Karen Pollitz, Senior Fellow at the Kaiser Family Foundation 

“In general, transparency is helpful; it’s still kind of a black box, what's being charged, both the discounted and undiscounted rates,” Pollitz said. “But what are patients supposed to do with all of this? This isn't like shopping for groceries. You don't know all the things that will happen to you when you're in the hospital -- it’s not like shopping around is really an option for people. Patients are not really the same thing as consumers: They're sick; they don't have medical knowledge; they don't always know what kind of care they're going to need -- their doctors don't even know what kind of care they're going to need. So this notion of kind of shopping around, it's really not applicable for patients, certainly in many circumstances.”

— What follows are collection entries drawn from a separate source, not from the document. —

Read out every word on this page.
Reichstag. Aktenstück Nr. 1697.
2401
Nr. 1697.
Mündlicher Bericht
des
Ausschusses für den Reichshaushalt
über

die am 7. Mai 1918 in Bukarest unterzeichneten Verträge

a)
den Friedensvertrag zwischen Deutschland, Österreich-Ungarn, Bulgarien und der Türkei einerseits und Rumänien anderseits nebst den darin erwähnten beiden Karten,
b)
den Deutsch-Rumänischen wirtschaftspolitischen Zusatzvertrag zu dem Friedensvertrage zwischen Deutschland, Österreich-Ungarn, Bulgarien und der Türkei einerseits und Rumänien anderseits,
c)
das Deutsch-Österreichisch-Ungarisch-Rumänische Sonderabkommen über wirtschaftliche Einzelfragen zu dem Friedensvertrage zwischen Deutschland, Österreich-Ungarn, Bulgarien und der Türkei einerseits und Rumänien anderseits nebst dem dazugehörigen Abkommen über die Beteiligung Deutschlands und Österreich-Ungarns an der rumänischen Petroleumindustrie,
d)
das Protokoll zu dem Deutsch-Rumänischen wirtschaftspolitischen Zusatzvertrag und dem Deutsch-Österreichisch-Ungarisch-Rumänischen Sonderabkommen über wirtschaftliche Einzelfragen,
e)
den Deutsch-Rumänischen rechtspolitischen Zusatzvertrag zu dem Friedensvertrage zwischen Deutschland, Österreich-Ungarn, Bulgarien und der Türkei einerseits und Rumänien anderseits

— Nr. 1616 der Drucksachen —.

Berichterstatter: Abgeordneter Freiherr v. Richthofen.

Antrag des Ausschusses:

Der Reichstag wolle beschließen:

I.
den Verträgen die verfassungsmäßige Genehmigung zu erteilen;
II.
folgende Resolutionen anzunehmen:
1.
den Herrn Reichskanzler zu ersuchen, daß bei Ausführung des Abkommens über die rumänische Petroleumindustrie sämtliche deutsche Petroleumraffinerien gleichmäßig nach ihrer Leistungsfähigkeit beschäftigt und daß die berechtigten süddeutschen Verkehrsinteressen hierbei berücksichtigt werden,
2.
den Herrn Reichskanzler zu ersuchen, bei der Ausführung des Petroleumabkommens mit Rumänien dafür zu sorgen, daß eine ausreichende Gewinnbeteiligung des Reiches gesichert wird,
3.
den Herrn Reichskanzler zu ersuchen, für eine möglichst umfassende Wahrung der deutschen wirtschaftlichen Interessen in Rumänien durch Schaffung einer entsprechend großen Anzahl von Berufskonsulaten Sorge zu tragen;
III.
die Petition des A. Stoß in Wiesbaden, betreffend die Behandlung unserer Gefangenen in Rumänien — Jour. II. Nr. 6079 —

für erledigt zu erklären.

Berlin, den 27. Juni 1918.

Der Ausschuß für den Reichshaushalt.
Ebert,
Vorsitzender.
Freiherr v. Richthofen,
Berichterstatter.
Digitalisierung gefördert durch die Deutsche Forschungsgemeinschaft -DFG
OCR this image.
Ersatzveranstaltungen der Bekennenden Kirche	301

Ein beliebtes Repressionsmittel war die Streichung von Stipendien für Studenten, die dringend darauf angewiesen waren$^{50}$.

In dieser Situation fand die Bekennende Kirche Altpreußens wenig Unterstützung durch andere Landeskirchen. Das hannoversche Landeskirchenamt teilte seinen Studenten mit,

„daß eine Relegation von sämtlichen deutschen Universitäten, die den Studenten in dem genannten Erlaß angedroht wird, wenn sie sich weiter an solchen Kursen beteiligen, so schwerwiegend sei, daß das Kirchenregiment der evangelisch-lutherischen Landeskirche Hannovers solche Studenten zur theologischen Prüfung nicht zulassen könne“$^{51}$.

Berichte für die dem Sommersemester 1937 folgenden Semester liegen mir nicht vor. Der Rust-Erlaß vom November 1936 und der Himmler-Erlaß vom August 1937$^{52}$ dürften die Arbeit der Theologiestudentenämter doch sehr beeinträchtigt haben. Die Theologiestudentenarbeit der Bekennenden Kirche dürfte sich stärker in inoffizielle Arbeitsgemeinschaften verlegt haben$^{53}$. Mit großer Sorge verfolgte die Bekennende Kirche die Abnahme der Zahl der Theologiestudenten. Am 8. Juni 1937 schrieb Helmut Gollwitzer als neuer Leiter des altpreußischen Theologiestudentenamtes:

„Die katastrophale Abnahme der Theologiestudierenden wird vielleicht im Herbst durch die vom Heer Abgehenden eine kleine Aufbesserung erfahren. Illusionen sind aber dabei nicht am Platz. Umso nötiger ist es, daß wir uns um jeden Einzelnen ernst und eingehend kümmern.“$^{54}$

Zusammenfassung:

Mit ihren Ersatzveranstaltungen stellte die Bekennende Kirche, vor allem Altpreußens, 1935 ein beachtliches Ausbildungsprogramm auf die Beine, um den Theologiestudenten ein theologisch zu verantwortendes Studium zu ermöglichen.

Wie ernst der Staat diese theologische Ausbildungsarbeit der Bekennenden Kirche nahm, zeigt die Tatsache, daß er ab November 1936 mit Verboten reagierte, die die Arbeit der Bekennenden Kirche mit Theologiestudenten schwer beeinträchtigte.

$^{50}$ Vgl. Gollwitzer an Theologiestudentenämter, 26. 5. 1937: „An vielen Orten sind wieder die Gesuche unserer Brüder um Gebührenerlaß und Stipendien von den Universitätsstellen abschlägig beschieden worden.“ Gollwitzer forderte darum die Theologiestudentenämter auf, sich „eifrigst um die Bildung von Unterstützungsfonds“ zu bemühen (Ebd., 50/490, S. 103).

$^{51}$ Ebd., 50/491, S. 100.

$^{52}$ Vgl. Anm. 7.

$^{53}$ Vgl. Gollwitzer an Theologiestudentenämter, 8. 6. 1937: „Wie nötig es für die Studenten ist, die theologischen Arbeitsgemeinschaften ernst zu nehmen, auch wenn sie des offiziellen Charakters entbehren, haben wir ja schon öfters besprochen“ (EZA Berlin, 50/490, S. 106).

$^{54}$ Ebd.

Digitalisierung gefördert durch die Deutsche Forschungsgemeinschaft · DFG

Pollitz also noted that, to the extent that this is focused on disclosure of negotiated fees with health plans, “the administration has had that authority since the Affordable Care Act. The ACA gives the administration authority to compel disclosure by insurers of all kinds of practical nuts-and-bolts aspects of how coverage works. In that respect, the executive order may be redundant.”

Chris Pope, Senior Fellow at the Manhattan Institute

“I don't think it’s going to make a huge impact by itself on prices,” Pope said. “It may have some helpful second-order effects. Requiring hospitals to disclose negotiated prices -- that’s going to be retrospective. By the time anyone combs through the data, it could be a couple of years. It’s not going to influence consumer behavior in any way.

“It could have political effects in making people aware of the distribution of prices in the hospital sector, which is a very politicized sector of the economy. If prices are well-known, hospitals are going to have to justify these in a way that they haven’t done politically.” And if hospitals are forced to disclose negotiated rates, Pope said, “the apex is likely to be greatest where it’s most unexpected. Where do we have prices that are the most inflated? It’s in the market that have fewer competitors: In rural markets, where there aren't a huge amount of local competitors, the prices might be inflated.”

Yusra Murad previously worked at Morning Consult as a reporter covering health.